Blot Lit Reviews: Mosh It Up by Mindela Ruby


Mosh It Up, Mindela Ruby
Pen-L Publishing, 2014
ISBN: 978-1-940222-70-7
Reviewed by Catherine Vlahos

Even if the only thing you know about punk is that Brand New’s Your Favorite Weapon album is widely regarded as a masterpiece, Mindela Ruby’s hardcore, hard-knocked punk protagonist Boop demands your attention and never lets go. Mosh It Up may be authored by Ruby, but it is definitely Dickinson “Boop” Park in charge of telling her own wild story—one of addiction, music, sex, friendship, and fate.

We meet Boop well on her way to rock bottom, sitting on the floor of her “neighborhood drink-tank.” It’s the late 90s in the San Francisco Bay area, and punk is in. After a couple of Boop’s witty and blunt observations, it becomes clear that she has a stubborn, two-track mind: The A-side is her punk band’s (self-declared) starry future, and the B-side is sex—violent, life-consuming, self-destructive sex. Boop’s road to recovery only begins when she discovers her terminally-ill neighbor Sada suffering next door, and the ride is long, treacherous, and ultimately healing.

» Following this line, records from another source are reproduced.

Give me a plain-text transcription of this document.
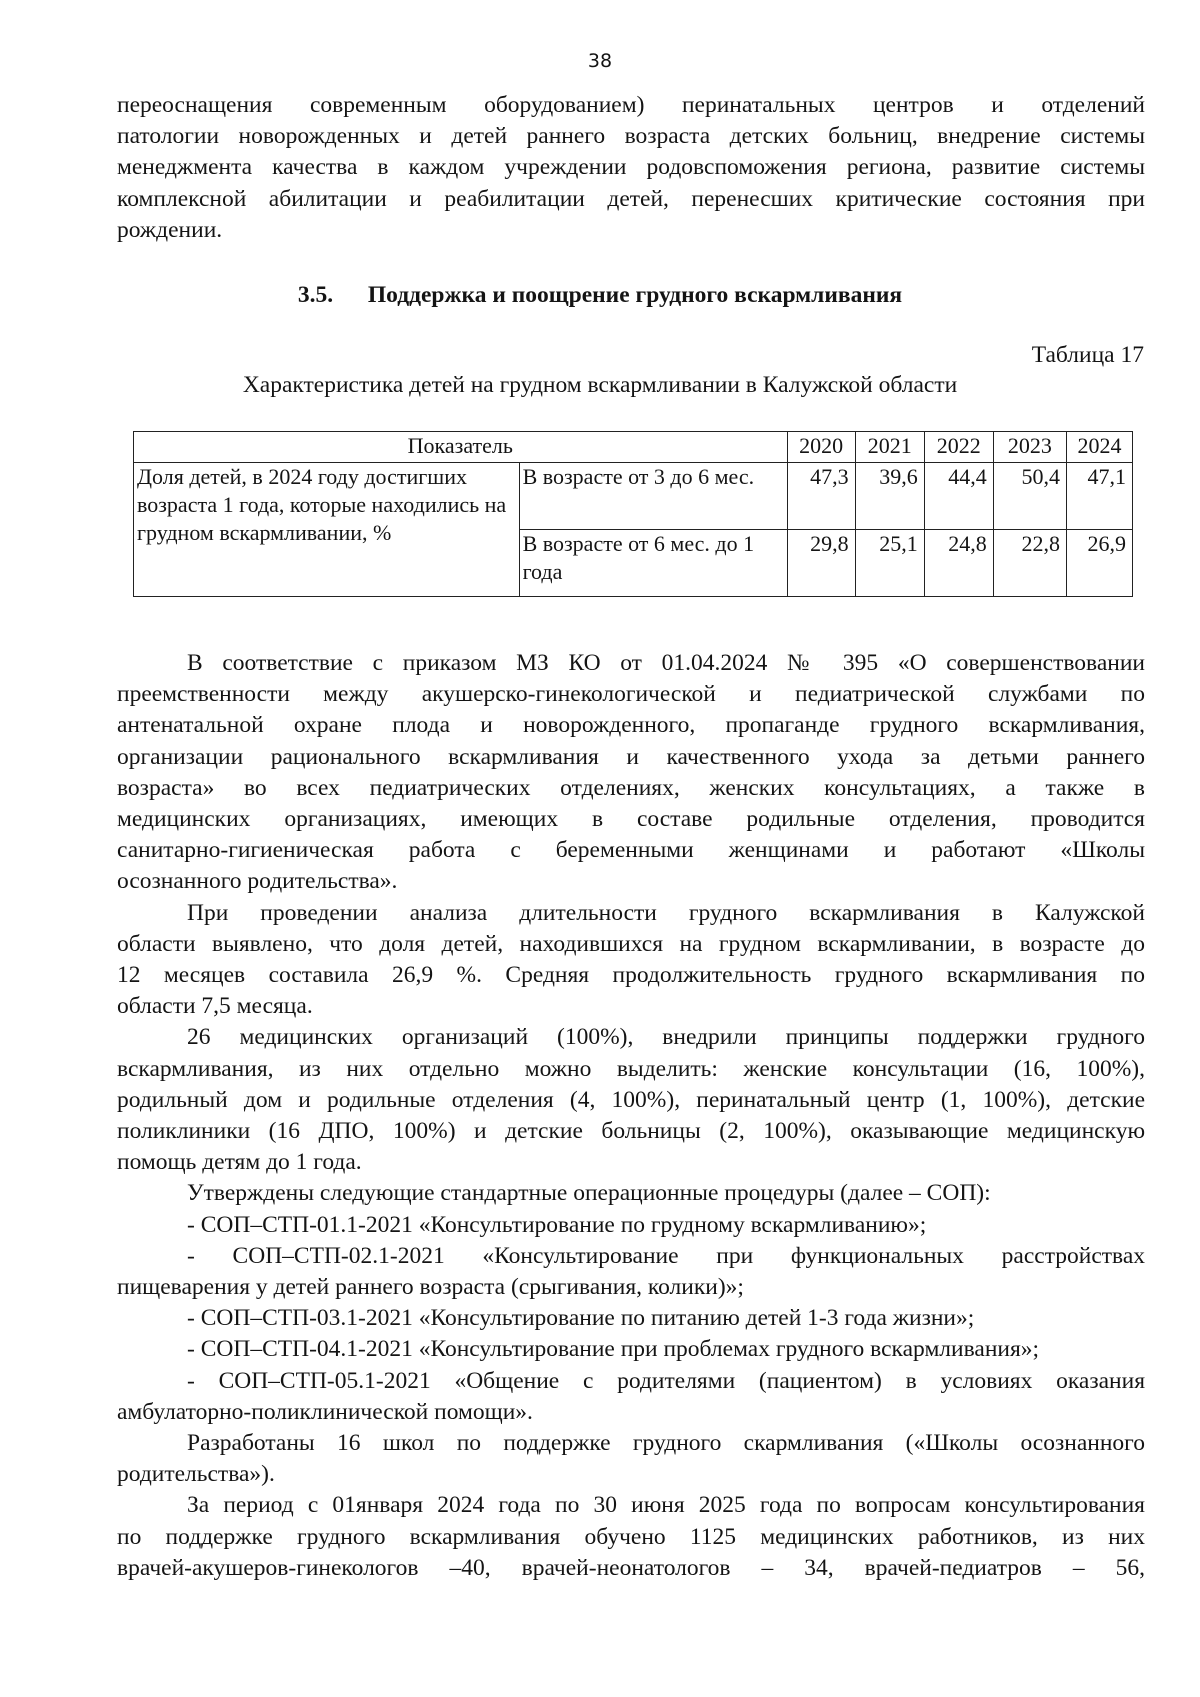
38

переоснащения современным оборудованием) перинатальных центров и отделений

патологии новорожденных и детей раннего возраста детских больниц, внедрение системы

менеджмента качества в каждом учреждении родовспоможения региона, развитие системы

комплексной абилитации и реабилитации детей, перенесших критические состояния при

рождении.

3.5. Поддержка и поощрение грудного вскармливания
Таблица 17
Характеристика детей на грудном вскармливании в Калужской области
Показатель		2020	2021	2022	2023	2024
Доля детей, в 2024 году достигших возраста 1 года, которые находились на грудном вскармливании, %	В возрасте от 3 до 6 мес.	47,3	39,6	44,4	50,4	47,1
	В возрасте от 6 мес. до 1 года	29,8	25,1	24,8	22,8	26,9

В соответствие с приказом МЗ КО от 01.04.2024 № 395 «О совершенствовании

преемственности между акушерско-гинекологической и педиатрической службами по

антенатальной охране плода и новорожденного, пропаганде грудного вскармливания,

организации рационального вскармливания и качественного ухода за детьми раннего

возраста» во всех педиатрических отделениях, женских консультациях, а также в

медицинских организациях, имеющих в составе родильные отделения, проводится

санитарно-гигиеническая работа с беременными женщинами и работают «Школы

осознанного родительства».

При проведении анализа длительности грудного вскармливания в Калужской

области выявлено, что доля детей, находившихся на грудном вскармливании, в возрасте до

12 месяцев составила 26,9 %. Средняя продолжительность грудного вскармливания по

области 7,5 месяца.

26 медицинских организаций (100%), внедрили принципы поддержки грудного

вскармливания, из них отдельно можно выделить: женские консультации (16, 100%),

родильный дом и родильные отделения (4, 100%), перинатальный центр (1, 100%), детские

поликлиники (16 ДПО, 100%) и детские больницы (2, 100%), оказывающие медицинскую

помощь детям до 1 года.

Утверждены следующие стандартные операционные процедуры (далее – СОП):

- СОП–СТП-01.1-2021 «Консультирование по грудному вскармливанию»;

- СОП–СТП-02.1-2021 «Консультирование при функциональных расстройствах

пищеварения у детей раннего возраста (срыгивания, колики)»;

- СОП–СТП-03.1-2021 «Консультирование по питанию детей 1-3 года жизни»;

- СОП–СТП-04.1-2021 «Консультирование при проблемах грудного вскармливания»;

- СОП–СТП-05.1-2021 «Общение с родителями (пациентом) в условиях оказания

амбулаторно-поликлинической помощи».

Разработаны 16 школ по поддержке грудного скармливания («Школы осознанного

родительства»).

За период с 01января 2024 года по 30 июня 2025 года по вопросам консультирования

по поддержке грудного вскармливания обучено 1125 медицинских работников, из них

врачей-акушеров-гинекологов –40, врачей-неонатологов – 34, врачей-педиатров – 56,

It is a talent for an author to abandon any sense of their own voice (or what you think it may sound like) when penning a first person narrative. That is where Mosh It Up’s greatest strength comes through; Boop’s voice is unlike any character I’ve experienced before. I may have had to reread the first page to understand what she was even saying at first—Boop speaks her own unique jam session of slang, puns, jokes, and sarcasm that can’t be mistaken for anyone else, making her a true headliner among first person narrators.

While slang is considered lazy in real life, Ruby’s writing is anything but. Snappy, vivid, unabashed, and completely her own, Boop’s thoughts jump off the page. Each line boasts its own beat and is carefully crafted to deliver the right punch of sounds to the reader—even though Boop claims she “can’t even write a song to save [her] life,” her dialogue is lyrical and complex and truly entertaining to read.

Despite Ruby’s energetic storytelling style, the tale she tells is decidedly dark. The physical abuse Boop believes she enjoys from her reckless hookups isn’t easy to stomach, and neither is Sada’s battle with Progressive Systemic Sclerosis. This is especially true for someone who admittedly cries very easily (read: me). However, these scenes were necessary to propel me to the very bottom of the barrel with Boop—the raw, aimless, dangerous bottom—and to stand as monuments of old, destructive habits for Boop to kick down one by one as she finally confronts the sinister fragments of memories that control her entire life.

When flipping back through the beginning of Mosh It Up, I fully appreciated the complete transformation Boop undergoes. It feels subtle and natural, and there are certainly setbacks that make you cringe—but also moments that make you cheer like you were headbanging in the front row of an Up the Wazoo concert (Boop’s all-girl punk band). Whether you were (or are) a dedicated concert-goer or never leave the house aside from grocery shopping, Boop’s journey will take you somewhere wild, provocative, and enlightening.